City pupils must pay to got to Uni in ROI

LONDONDERRY students who want to study in the Irish Republic will from September 2013 have to pay an annual college registration charge of £1,810 for the privilege.

Universities Minister Dr Stephen Farry has announced his Department will no longer be picking up the tab for local students headng south to third level institutions such as Trinity College, University of Dublin, or the National University of Ireland (NUI).

The payment of the student registration fees by the Department of Employment and Learning (DEL) became standard practice here after the former Irish Education Minister Niamh Bhreathnach abolished tuition fees in the Republic of Ireland in 1996.

Now Dr Farry has defended the move to stop the state payments and make students from Londonderry and elsewhere pay for their education themselves.

The withdrawal will come as a financial blow for many although Londonderry’s tradition of sending students southwards is likely to continue regardless.

Londonderry’s links with third level institutions in the south go back to the incorporation of Magee College as part of the Royal University of Ireland under Disraeli’s University Education (Ireland) Act of 1879.

And when The Queen’s University and NUI took on the functions of the Royal University when it was dissolved in 1909, Magee students eschewed Belfast and completed their third and fourth years of university at Trinity.

Famous Trinity College alumni from the city include George Farquhar, Jennifer Johnston and the current Bishop Ken Good.

But Dr Farry, announcing the deathknell of free fees for local students heading south, claimed an increase in loans and maintenance grants would offset the extra charge: “The changes being introduced for Northern Ireland students entering higher education in the Republic of Ireland from 2013/14 mean they will be entitled to a loan to cover the student contribution charge as well as an enhanced maintenance support package.

“The maximum maintenance grant will increase by more than 70 per cent from £2,000 to £3,475.

“The thresholds for entitlement to maintenance grant will also increase.
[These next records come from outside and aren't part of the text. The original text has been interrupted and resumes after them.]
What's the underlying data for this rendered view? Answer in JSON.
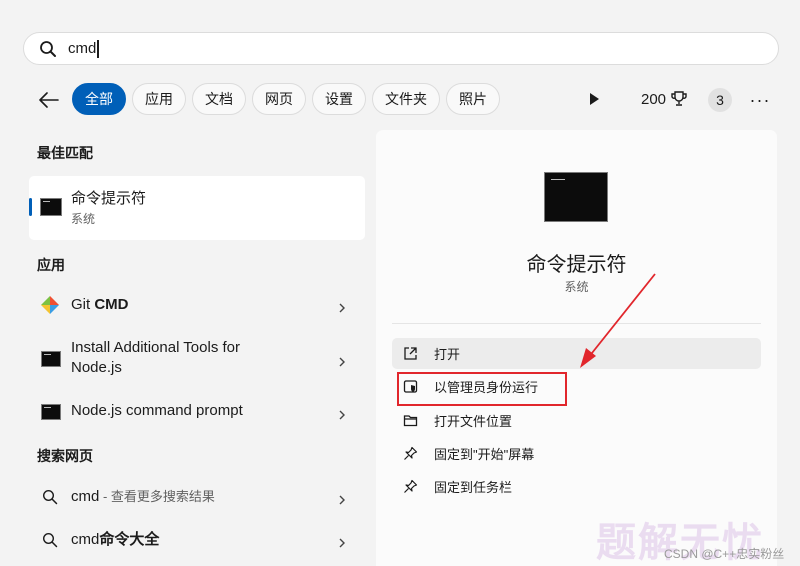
{
  "search": {
    "query": "cmd"
  },
  "filters": {
    "chips": [
      "全部",
      "应用",
      "文档",
      "网页",
      "设置",
      "文件夹",
      "照片"
    ],
    "active_index": 0
  },
  "toolbar": {
    "points": "200",
    "badge_count": "3",
    "more": "···"
  },
  "best_match": {
    "title": "最佳匹配",
    "item": {
      "name": "命令提示符",
      "type": "系统"
    }
  },
  "apps": {
    "title": "应用",
    "items": [
      {
        "name_plain": "Git ",
        "name_bold": "CMD"
      },
      {
        "line1": "Install Additional Tools for",
        "line2": "Node.js"
      },
      {
        "name": "Node.js command prompt"
      }
    ]
  },
  "web": {
    "title": "搜索网页",
    "items": [
      {
        "term": "cmd",
        "suffix": " - 查看更多搜索结果"
      },
      {
        "term": "cmd",
        "suffix_bold": "命令大全"
      }
    ]
  },
  "detail": {
    "name": "命令提示符",
    "type": "系统",
    "actions": [
      {
        "label": "打开",
        "icon": "open-external-icon"
      },
      {
        "label": "以管理员身份运行",
        "icon": "shield-admin-icon"
      },
      {
        "label": "打开文件位置",
        "icon": "folder-icon"
      },
      {
        "label": "固定到\"开始\"屏幕",
        "icon": "pin-icon"
      },
      {
        "label": "固定到任务栏",
        "icon": "pin-icon"
      }
    ]
  },
  "colors": {
    "accent": "#005fb8",
    "annotation": "#e1262c"
  },
  "watermark": "题解无忧",
  "credit": "CSDN @C++忠实粉丝"
}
The lower threshold at which there is entitlement to full grant will increase from £11,805 to £19,203, while the upper threshold at which entitlement to partial grant ends will increase from £23,605 to £41,065.

“Consequently, in 2013/14, a new entrant from a household with an income of £20,000 would be entitled to a maintenance grant of £3,300 compared with £675 under the current system.

“The changes will align the levels of support and the thresholds with those that apply for Northern Ireland students throughout the United Kingdom.

“They are consistent with recommendations in the independent student finance review by Joanne Stuart and the report on undergraduate mobility by the Irish Business and Employers Confederation and the Confederation of British Industry.

“The student contribution charge in the Republic of Ireland has increased significantly in recent years. In 2006, when variable tuition fees of £3,000 were introduced here, the student contribution charge

was 800 euro - around £650.

“In September 2012, this charge will have almost tripled to 2,250 euro and is expected to increase in each of the next three years.

“It is inconsistent to continue to provide a non-repayable grant to cover this charge when our students at home and in Great Britain are expected to cover the cost of their tuition fees, with the majority applying for student loans for this purpose.

“Overall, the new arrangements will provide a more level playing field in terms of the student finance package for local students regardless of where they choose to study in Northern Ireland, Great Britain or Republic of Ireland (ROI).”